Self-employment definitely wasn’t easy. We were trying to operate a business in a 22-foot travel trailer where we had to eat, sleep and work. There wasn’t much in the way of space, and we had to move laptops and computer equipment on and off the dinette table every time we wanted to work or eat. It was stressful, especially since our new client managed, due to a banking problem, to bounce his first check to us. Fortunately, we didn’t bounce any checks as a result, as I refused to spend any money until I knew the check had cleared.
Lessons learned:
1. During periods of financial instability, it takes a lot of dedication and communication to keep the relationship going. When money is tight, it’s easy to blame your partner (or for your partner to blame you) for the financial squeeze. It’s important to support one another, and to communicate clearly about money and the emotional toll it takes.

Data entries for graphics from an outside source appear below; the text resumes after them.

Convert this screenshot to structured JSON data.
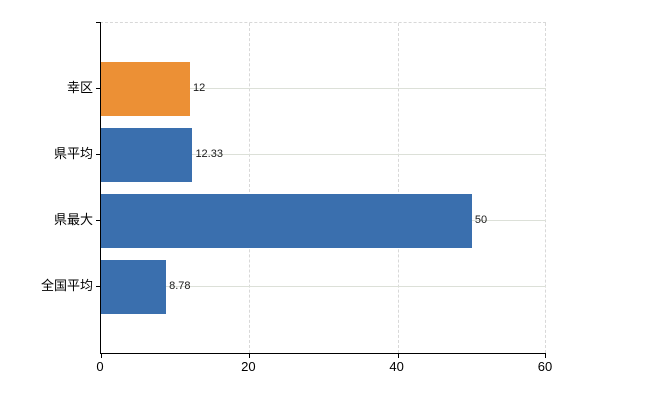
{
  "chart_data": {
    "type": "bar",
    "orientation": "horizontal",
    "title": "",
    "xlabel": "",
    "ylabel": "",
    "categories": [
      "幸区",
      "県平均",
      "県最大",
      "全国平均"
    ],
    "series": [
      {
        "name": "",
        "values": [
          12,
          12.33,
          50,
          8.78
        ]
      }
    ],
    "value_labels": [
      "12",
      "12.33",
      "50",
      "8.78"
    ],
    "bar_colors": [
      "#ec9035",
      "#3a6fae",
      "#3a6fae",
      "#3a6fae"
    ],
    "xlim": [
      0,
      60
    ],
    "x_tick_values": [
      0,
      20,
      40,
      60
    ],
    "x_tick_labels": [
      "0",
      "20",
      "40",
      "60"
    ],
    "grid": {
      "vertical_style": "dashed",
      "horizontal_style": "solid",
      "legend": "none"
    },
    "colors": {
      "axis": "#000000",
      "grid_vertical": "#d8d8d8",
      "grid_horizontal": "#dce0d8",
      "value_label": "#1a1a1a",
      "tick_label": "#000000",
      "background": "#ffffff"
    }
  }
}
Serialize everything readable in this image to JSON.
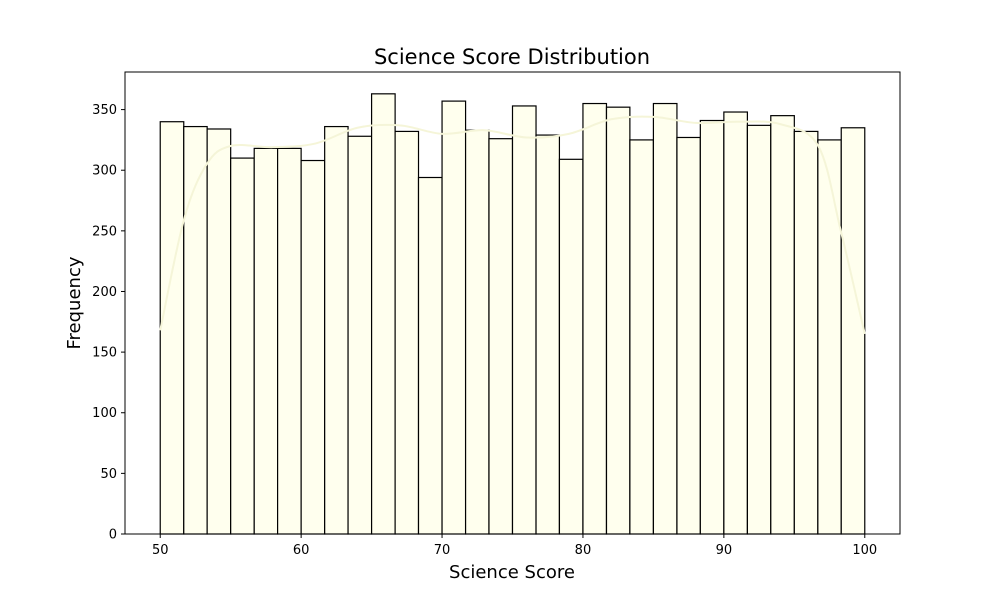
{
  "chart_data": {
    "type": "bar",
    "title": "Science Score Distribution",
    "xlabel": "Science Score",
    "ylabel": "Frequency",
    "xlim": [
      47.5,
      102.5
    ],
    "ylim": [
      0,
      381
    ],
    "xticks": [
      50,
      60,
      70,
      80,
      90,
      100
    ],
    "yticks": [
      0,
      50,
      100,
      150,
      200,
      250,
      300,
      350
    ],
    "grid": false,
    "legend": "none",
    "bin_edges": [
      50,
      51.67,
      53.33,
      55,
      56.67,
      58.33,
      60,
      61.67,
      63.33,
      65,
      66.67,
      68.33,
      70,
      71.67,
      73.33,
      75,
      76.67,
      78.33,
      80,
      81.67,
      83.33,
      85,
      86.67,
      88.33,
      90,
      91.67,
      93.33,
      95,
      96.67,
      98.33,
      100
    ],
    "values": [
      340,
      336,
      334,
      310,
      318,
      318,
      308,
      336,
      328,
      363,
      332,
      294,
      357,
      333,
      326,
      353,
      329,
      309,
      355,
      352,
      325,
      355,
      327,
      341,
      348,
      337,
      345,
      332,
      325,
      335
    ],
    "kde": {
      "x": [
        50,
        51.7,
        53.3,
        55,
        58,
        61,
        64,
        67,
        70,
        73,
        76,
        79,
        82,
        85,
        88,
        91,
        94,
        96.7,
        98.3,
        100
      ],
      "y": [
        168,
        260,
        305,
        320,
        319,
        322,
        335,
        337,
        330,
        333,
        327,
        330,
        342,
        344,
        339,
        340,
        338,
        320,
        250,
        165
      ]
    },
    "bar_fill": "#FFFFEE",
    "bar_edge": "#000000",
    "kde_color": "#F5F5D8"
  }
}
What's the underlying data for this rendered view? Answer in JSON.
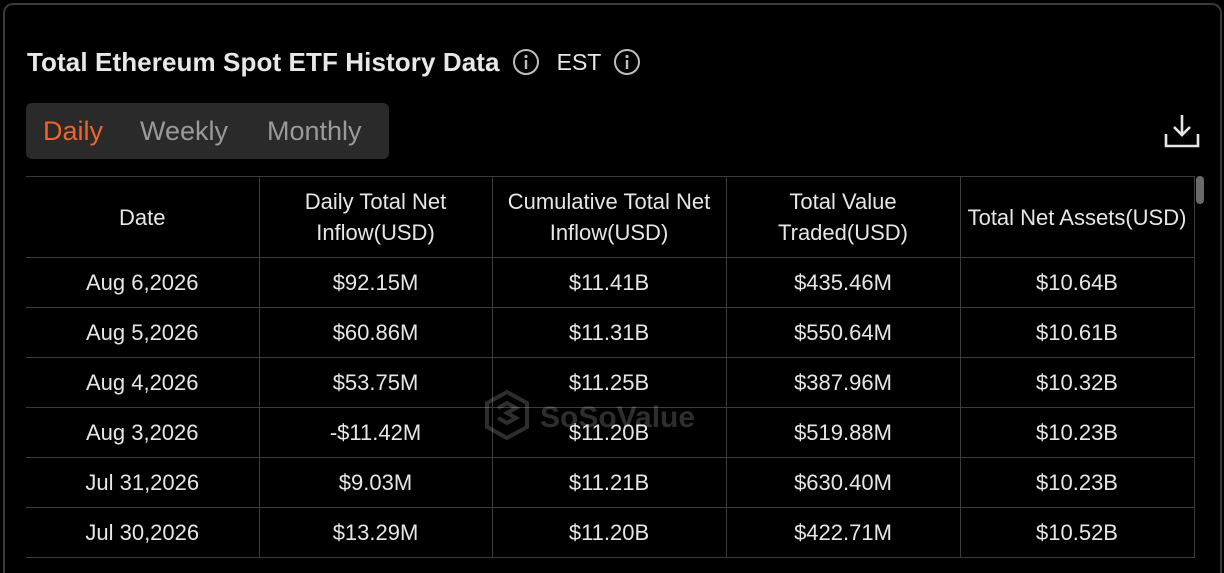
{
  "header": {
    "title": "Total Ethereum Spot ETF History Data",
    "timezone": "EST"
  },
  "tabs": [
    {
      "label": "Daily",
      "active": true
    },
    {
      "label": "Weekly",
      "active": false
    },
    {
      "label": "Monthly",
      "active": false
    }
  ],
  "table": {
    "columns": [
      "Date",
      "Daily Total Net Inflow(USD)",
      "Cumulative Total Net Inflow(USD)",
      "Total Value Traded(USD)",
      "Total Net Assets(USD)"
    ],
    "rows": [
      {
        "date": "Aug 6,2026",
        "inflow": "$92.15M",
        "sign": "pos",
        "cumulative": "$11.41B",
        "traded": "$435.46M",
        "assets": "$10.64B"
      },
      {
        "date": "Aug 5,2026",
        "inflow": "$60.86M",
        "sign": "pos",
        "cumulative": "$11.31B",
        "traded": "$550.64M",
        "assets": "$10.61B"
      },
      {
        "date": "Aug 4,2026",
        "inflow": "$53.75M",
        "sign": "pos",
        "cumulative": "$11.25B",
        "traded": "$387.96M",
        "assets": "$10.32B"
      },
      {
        "date": "Aug 3,2026",
        "inflow": "-$11.42M",
        "sign": "neg",
        "cumulative": "$11.20B",
        "traded": "$519.88M",
        "assets": "$10.23B"
      },
      {
        "date": "Jul 31,2026",
        "inflow": "$9.03M",
        "sign": "pos",
        "cumulative": "$11.21B",
        "traded": "$630.40M",
        "assets": "$10.23B"
      },
      {
        "date": "Jul 30,2026",
        "inflow": "$13.29M",
        "sign": "pos",
        "cumulative": "$11.20B",
        "traded": "$422.71M",
        "assets": "$10.52B"
      }
    ]
  },
  "watermark": {
    "brand": "SoSoValue"
  },
  "colors": {
    "accent": "#f0632a",
    "positive": "#2fbf5a",
    "negative": "#ef3b3b"
  },
  "icons": {
    "info": "info-icon",
    "download": "download-icon"
  }
}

2. Emergency funds are indispensable. Every financial planner will repeat this bit of wisdom over and over. Once again, had we had more of an emergency fund, the transitions from employment, to unemployment, to employment and ultimately to self-employment would have been easier.
3. Don’t spend money unless the check has cleared. It’s very tempting, especially during times of economic crisis, to spend money before you know your deposits have cleared. In our case, our client bounced a $28,000 check, and it would have been disastrous if we’d spent the money right away.
4. Make health insurance a priority. Less than six months after becoming self-employed, my partner needed emergency surgery. Had we not kept our COBRA insurance, we would have incurred nearly $30,000 in uninsured medical expenses.